Тьма. На краю сцены появляется фрагмент комнаты АЛЬБИНЫ. Окно с белыми шторами. Кровать. Свеча на столе. АЛЬБИНА с шарфом, обмотанным вокруг головы и плеч, ждёт у окна. На другой стороне сцены, в сумерках фрагмент комнаты ГЕНЕ. ГЕНЕ стоит у окна. ОТЕЦ и МАТЬ сидят на скамейках. РАССКАЗЧИК стоит на краю сцены. – – – АЛЬБИНА в испуге. Она не может поверить, что слышит шаги. Она бежит к двери и открывает её. АНТАНАС стоит в дверях. На мгновение оба не двигаются. АНТАНАС входит внутрь, АЛЬБИНА обнимает его.
АЛЬБИНА. Антанас... Антанас...
АНТАНАС. Да, Альбина! – – – Да!
АЛЬБИНА. Дорогой, ты очень устал, садись.
АНТАНАС садится на кровать, АЛЬБИНА садится рядом с ним, хватает его за руки и смотрит на него. АНТАНАС нервно поднимается, подходит к окну, смотрит наружу, несколько раз осторожно стучит по стене.
АНТАНАС. Здесь безопасно?
АЛЬБИНА. Как в лесу. Соседка вдова с четырьмя младенцами. Она перестала слушать язык мира. (АНТАНАС снова садится.) А я сама мало говорила в своём вынужденном вдовстве.
АНТАНАС. Ты скоро заметишь, что мои слова тоже стали скупыми и неуклюжими.
АЛЬБИНА. Потом мы будем молча смотреть друг на друга на этой кровати десять лет. (Молчание.) Ты опоздал. Что-то случилось?

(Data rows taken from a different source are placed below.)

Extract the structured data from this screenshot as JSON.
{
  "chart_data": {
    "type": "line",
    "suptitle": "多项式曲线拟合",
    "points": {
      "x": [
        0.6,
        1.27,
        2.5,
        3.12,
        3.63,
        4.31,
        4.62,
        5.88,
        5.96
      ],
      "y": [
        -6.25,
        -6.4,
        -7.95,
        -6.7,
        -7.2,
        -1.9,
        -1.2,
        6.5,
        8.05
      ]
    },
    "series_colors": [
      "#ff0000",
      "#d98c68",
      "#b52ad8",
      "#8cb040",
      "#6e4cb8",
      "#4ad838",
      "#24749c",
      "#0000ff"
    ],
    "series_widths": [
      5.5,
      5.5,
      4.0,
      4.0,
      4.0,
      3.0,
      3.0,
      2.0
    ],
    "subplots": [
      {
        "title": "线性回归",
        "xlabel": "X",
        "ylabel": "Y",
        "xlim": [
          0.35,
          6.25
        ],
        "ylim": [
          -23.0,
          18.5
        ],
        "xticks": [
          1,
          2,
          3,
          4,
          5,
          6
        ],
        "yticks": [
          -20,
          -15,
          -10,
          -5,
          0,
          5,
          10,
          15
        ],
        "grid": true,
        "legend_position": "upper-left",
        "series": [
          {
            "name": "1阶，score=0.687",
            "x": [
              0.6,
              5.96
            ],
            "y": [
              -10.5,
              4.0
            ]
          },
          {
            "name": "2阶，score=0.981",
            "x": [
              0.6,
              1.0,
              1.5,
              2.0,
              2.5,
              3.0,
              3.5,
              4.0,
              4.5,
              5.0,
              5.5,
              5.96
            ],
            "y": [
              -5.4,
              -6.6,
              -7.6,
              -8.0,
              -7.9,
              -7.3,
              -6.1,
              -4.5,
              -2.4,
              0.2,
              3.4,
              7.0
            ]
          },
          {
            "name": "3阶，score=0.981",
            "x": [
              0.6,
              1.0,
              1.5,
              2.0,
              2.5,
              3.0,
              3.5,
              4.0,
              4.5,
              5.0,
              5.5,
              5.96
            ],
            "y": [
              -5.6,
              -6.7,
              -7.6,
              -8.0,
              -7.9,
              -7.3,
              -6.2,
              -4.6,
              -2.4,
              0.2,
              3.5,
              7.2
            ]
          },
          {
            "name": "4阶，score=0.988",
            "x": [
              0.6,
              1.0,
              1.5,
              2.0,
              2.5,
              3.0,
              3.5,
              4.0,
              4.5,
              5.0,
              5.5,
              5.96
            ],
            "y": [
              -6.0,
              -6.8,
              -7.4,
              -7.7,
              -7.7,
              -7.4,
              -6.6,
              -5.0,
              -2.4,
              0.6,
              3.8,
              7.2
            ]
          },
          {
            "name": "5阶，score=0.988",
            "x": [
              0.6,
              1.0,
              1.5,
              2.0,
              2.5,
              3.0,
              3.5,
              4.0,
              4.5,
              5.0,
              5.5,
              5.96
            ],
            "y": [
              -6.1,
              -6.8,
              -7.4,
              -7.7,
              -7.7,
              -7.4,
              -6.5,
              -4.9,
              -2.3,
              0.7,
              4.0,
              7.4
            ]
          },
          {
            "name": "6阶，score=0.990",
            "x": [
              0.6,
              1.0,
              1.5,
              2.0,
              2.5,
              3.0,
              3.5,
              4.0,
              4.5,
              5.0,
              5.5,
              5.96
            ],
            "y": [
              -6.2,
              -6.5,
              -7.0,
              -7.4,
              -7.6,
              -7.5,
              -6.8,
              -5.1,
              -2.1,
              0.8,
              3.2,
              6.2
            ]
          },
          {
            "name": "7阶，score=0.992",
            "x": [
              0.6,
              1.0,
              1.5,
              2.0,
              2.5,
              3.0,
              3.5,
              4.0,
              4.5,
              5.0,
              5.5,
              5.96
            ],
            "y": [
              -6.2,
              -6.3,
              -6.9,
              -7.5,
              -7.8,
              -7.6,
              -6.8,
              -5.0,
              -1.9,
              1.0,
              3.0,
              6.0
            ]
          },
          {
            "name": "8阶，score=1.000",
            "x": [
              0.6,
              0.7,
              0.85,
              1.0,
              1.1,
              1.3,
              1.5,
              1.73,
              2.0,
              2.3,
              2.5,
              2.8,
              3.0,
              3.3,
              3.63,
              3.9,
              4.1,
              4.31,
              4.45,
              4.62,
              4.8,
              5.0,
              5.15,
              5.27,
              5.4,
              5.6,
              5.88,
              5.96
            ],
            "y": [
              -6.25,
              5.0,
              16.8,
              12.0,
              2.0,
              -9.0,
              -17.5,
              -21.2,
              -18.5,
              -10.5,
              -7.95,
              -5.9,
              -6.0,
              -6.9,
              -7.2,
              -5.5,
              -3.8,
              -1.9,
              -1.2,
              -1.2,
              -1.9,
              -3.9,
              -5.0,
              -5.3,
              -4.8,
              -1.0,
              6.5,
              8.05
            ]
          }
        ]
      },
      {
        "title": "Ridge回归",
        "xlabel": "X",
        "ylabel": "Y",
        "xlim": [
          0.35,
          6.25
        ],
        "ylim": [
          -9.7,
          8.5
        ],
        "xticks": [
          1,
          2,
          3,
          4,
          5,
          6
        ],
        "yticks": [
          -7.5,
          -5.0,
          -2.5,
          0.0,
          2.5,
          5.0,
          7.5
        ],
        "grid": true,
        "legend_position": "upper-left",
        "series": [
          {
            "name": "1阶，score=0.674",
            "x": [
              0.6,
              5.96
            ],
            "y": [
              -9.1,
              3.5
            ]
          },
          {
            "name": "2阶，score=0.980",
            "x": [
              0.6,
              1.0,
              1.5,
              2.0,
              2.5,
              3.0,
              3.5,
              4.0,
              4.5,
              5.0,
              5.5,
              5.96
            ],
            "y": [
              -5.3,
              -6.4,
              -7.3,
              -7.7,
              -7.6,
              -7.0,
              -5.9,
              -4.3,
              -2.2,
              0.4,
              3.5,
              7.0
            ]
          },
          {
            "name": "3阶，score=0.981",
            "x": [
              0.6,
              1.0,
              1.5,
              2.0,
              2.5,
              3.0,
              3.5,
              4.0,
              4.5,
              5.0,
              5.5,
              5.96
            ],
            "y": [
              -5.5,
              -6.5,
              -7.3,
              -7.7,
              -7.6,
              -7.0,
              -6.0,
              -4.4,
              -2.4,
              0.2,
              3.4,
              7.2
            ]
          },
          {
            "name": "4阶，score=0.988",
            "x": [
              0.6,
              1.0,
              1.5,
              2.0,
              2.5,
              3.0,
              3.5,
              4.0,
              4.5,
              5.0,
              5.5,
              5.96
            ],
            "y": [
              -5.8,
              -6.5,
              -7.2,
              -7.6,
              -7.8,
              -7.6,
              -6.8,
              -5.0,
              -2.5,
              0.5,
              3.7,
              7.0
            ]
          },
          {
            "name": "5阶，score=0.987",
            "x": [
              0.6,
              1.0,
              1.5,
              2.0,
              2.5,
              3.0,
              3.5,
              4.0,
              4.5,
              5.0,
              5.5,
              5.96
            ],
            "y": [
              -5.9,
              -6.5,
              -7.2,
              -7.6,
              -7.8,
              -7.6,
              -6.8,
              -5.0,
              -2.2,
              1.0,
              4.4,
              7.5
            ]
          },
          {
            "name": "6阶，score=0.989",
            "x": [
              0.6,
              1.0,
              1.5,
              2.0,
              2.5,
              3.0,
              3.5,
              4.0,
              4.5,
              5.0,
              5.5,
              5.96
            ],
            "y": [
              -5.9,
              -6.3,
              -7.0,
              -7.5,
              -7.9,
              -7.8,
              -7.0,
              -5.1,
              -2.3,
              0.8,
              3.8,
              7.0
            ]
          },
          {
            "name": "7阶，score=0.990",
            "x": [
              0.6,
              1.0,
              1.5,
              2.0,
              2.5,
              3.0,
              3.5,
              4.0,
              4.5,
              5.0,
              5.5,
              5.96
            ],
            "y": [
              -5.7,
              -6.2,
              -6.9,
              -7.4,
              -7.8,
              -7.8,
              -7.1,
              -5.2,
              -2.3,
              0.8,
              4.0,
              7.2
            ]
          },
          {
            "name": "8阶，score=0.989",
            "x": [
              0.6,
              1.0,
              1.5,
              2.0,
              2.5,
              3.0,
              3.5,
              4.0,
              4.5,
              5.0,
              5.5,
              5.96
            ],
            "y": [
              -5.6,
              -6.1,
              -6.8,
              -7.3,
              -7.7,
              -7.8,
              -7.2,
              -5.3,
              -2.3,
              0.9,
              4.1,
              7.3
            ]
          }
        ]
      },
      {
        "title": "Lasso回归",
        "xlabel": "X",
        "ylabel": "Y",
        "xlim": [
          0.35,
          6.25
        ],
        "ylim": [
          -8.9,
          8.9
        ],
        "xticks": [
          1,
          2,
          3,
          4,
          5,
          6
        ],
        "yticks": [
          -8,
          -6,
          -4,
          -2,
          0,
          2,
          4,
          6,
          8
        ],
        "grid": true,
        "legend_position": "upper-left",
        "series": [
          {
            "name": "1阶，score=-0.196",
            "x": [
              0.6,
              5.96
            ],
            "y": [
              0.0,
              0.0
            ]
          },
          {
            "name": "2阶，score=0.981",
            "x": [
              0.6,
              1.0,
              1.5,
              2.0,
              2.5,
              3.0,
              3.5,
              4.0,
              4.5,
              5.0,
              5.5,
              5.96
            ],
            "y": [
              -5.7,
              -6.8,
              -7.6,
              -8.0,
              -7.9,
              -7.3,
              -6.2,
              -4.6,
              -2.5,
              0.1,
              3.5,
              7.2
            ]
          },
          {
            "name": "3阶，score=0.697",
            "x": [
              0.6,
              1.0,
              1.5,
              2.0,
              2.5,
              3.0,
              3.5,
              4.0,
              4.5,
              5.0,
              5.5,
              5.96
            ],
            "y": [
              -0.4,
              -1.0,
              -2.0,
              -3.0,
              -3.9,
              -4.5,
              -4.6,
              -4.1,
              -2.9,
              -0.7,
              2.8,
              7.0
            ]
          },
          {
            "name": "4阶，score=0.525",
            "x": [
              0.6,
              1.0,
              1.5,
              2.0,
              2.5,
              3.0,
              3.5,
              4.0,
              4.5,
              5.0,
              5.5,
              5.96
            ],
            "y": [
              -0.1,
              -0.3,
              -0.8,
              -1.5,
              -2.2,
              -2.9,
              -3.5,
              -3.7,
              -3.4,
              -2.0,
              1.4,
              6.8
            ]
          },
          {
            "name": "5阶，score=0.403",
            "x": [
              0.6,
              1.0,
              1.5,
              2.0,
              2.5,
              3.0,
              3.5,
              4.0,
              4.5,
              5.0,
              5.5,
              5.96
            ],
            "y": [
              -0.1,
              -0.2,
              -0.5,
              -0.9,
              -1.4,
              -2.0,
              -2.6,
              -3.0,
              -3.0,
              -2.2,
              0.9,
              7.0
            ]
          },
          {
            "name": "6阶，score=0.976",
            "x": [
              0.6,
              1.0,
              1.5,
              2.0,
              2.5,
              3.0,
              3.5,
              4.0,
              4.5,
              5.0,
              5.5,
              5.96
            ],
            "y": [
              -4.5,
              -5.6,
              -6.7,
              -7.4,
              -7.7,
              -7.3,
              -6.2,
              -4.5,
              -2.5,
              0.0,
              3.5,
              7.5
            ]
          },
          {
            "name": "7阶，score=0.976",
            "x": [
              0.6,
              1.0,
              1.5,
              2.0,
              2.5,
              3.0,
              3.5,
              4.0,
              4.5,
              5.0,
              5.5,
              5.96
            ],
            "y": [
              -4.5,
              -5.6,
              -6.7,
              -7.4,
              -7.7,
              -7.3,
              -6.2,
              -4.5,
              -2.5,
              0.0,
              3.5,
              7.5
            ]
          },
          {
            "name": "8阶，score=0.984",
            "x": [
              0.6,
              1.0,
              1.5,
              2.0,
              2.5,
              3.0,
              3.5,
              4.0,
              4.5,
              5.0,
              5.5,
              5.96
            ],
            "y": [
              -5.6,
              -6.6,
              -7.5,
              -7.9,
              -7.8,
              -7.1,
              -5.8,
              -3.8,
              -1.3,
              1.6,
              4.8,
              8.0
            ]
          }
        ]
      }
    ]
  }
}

АНТАНАС. Нет, всё по плану.
АЛЬБИНА. Ты где-то останавливался?
АНТАНАС (момент колебания). Нет. Только на опушке леса переодеться.
АЛЬБИНА (гладит его руку и прикасается к его рукавам). Твоя куртка не слишком короткая? Смотри, заплатка на рубашке!
АНТАНАС. У них, у бедных людей, не было ничего лучше. Брюки Йонаса слишком короткие. Он найдёт свой костюм у часовщика, там он будет ночевать.
АЛЬБИНА. Закрой глаза, пока я не дам сигнал.
АЛЬБИНА выбегает из комнаты. АНТАНАС закрывает глаза и садится в кресло – он больше не может сопротивляться усталости. АЛЬБИНА входит с тёмным костюмом и белой рубашкой в руках.
АЛЬБИНА. Антанас...
АНТАНАС (снова садится прямо, прикасаясь к материалу). Ты потратила на него заработок всего года?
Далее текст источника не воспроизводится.